I am currently facing an unexpected reboot of my system when running a pytorch model.

The model just calculates an embeding for 200 images every 1 second. I load the images using cv2 and process them either with a ViT or a VGG16 model.

Both model load to GPU correctly and the code runs for various iterations.

The sytem hardwar is built with the following components:

-1080ti
-2080ti
-Ryzen 7
-850W PSU

I have tested two different models thinking that size of the model or computation complexity of the model might be causing the reboot. The tests ran with a ViT and a VGG16. Unfortunately, the shutdown occurs with both models and it happenes at random time when running the sequence of images.

Ubuntu 22.04
NVIDIA drivers installed:
CUDA12.2 Driver: 535
NVCC --version: cuda 12.2

Pytorch version: 2.2

I am monitoring the gpus with nvidia-smi and none of the cards memory rises more than 4GB used. I am controlling the temperatures and both cards operates at a maximum of 47°C during the tests.

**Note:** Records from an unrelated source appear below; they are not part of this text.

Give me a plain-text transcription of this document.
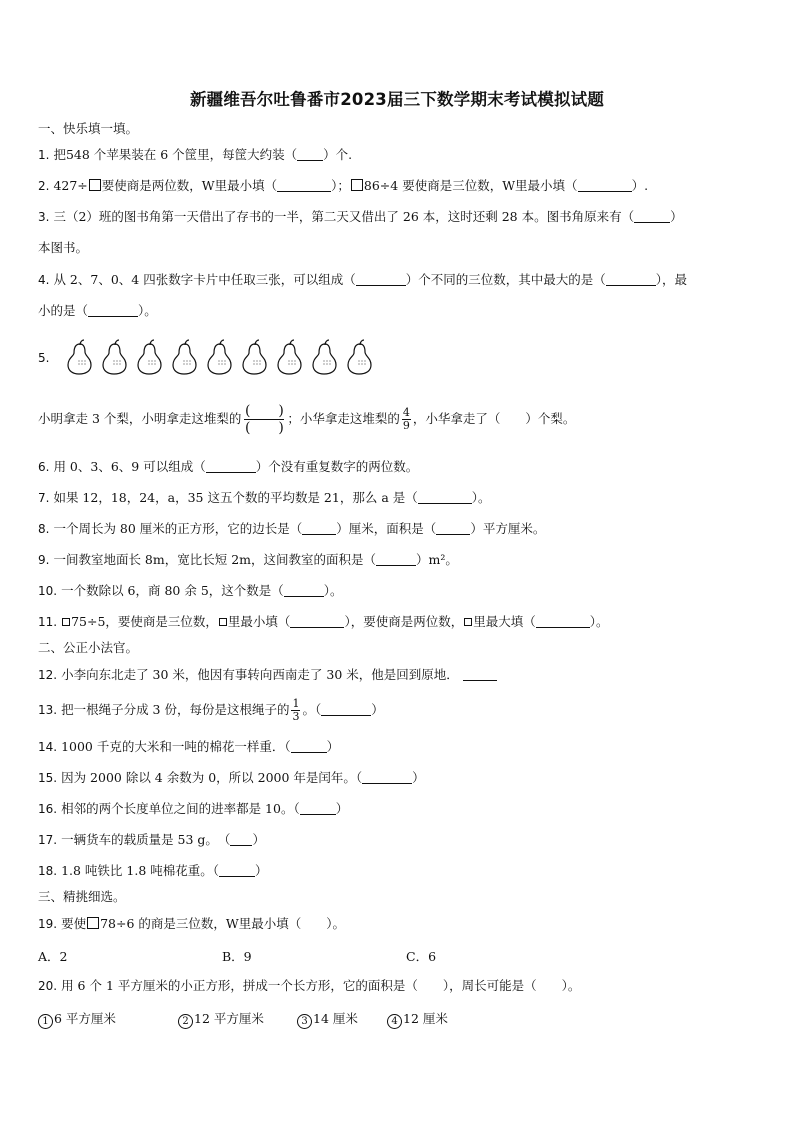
新疆维吾尔吐鲁番市2023届三下数学期末考试模拟试题
一、快乐填一填。
1. 把548 个苹果装在 6 个筐里，每筐大约装（ ）个.
2. 427÷ 要使商是两位数，W里最小填（	）； 86÷4 要使商是三位数，W里最小填（	）.
3. 三（2）班的图书角第一天借出了存书的一半，第二天又借出了 26 本，这时还剩 28 本。图书角原来有（	）
本图书。
4. 从 2、7、0、4 四张数字卡片中任取三张，可以组成（	）个不同的三位数，其中最大的是（	），最
小的是（	）。
5.
小明拿走 3 个梨，小明拿走这堆梨的 $\frac{( )}{( )}$ ；小华拿走这堆梨的 $\frac{4}{9}$ ，小华拿走了（　　）个梨。
6. 用 0、3、6、9 可以组成（	）个没有重复数字的两位数。
7. 如果 12，18，24，a，35 这五个数的平均数是 21，那么 a 是（	）。
8. 一个周长为 80 厘米的正方形，它的边长是（	）厘米，面积是（	）平方厘米。
9. 一间教室地面长 8m，宽比长短 2m，这间教室的面积是（	）m²。
10. 一个数除以 6，商 80 余 5，这个数是（	）。
11. 75÷5，要使商是三位数， 里最小填（	），要使商是两位数， 里最大填（	）。
二、公正小法官。
12. 小李向东北走了 30 米，他因有事转向西南走了 30 米，他是回到原地．
13. 把一根绳子分成 3 份，每份是这根绳子的 $\frac{1}{3}$ 。（	）
14. 1000 千克的大米和一吨的棉花一样重．（	）
15. 因为 2000 除以 4 余数为 0，所以 2000 年是闰年。（	）
16. 相邻的两个长度单位之间的进率都是 10。（	）
17. 一辆货车的载质量是 53 g。　（ ）
18. 1.8 吨铁比 1.8 吨棉花重。（	）
三、精挑细选。
19. 要使 78÷6 的商是三位数，W里最小填（　　）。
A．2	B．9	C．6
20. 用 6 个 1 平方厘米的小正方形，拼成一个长方形，它的面积是（　　），周长可能是（　　）。
1 6 平方厘米	2 12 平方厘米	3 14 厘米	4 12 厘米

Any suggestions how can I debbug or fix this unexpected reboot?

Thanks in advanced for all responses.

This either sounds like a power issue something like a loose GPU to PSU cable or not a big enough PSU (Although I think yours should be enough) or a CPU temperature issue. It sounds like you built your own PC in which case are you sure your CPU fan is working otherwise your CPU will get really hot and shut down

I would suspect you can repro the shutdown using software like FurMark Homepage and some CPU stress test you can find online.

Thanks I perform the tests by removing one of the GPUs and it worked fine. It seemed to be PSU issue.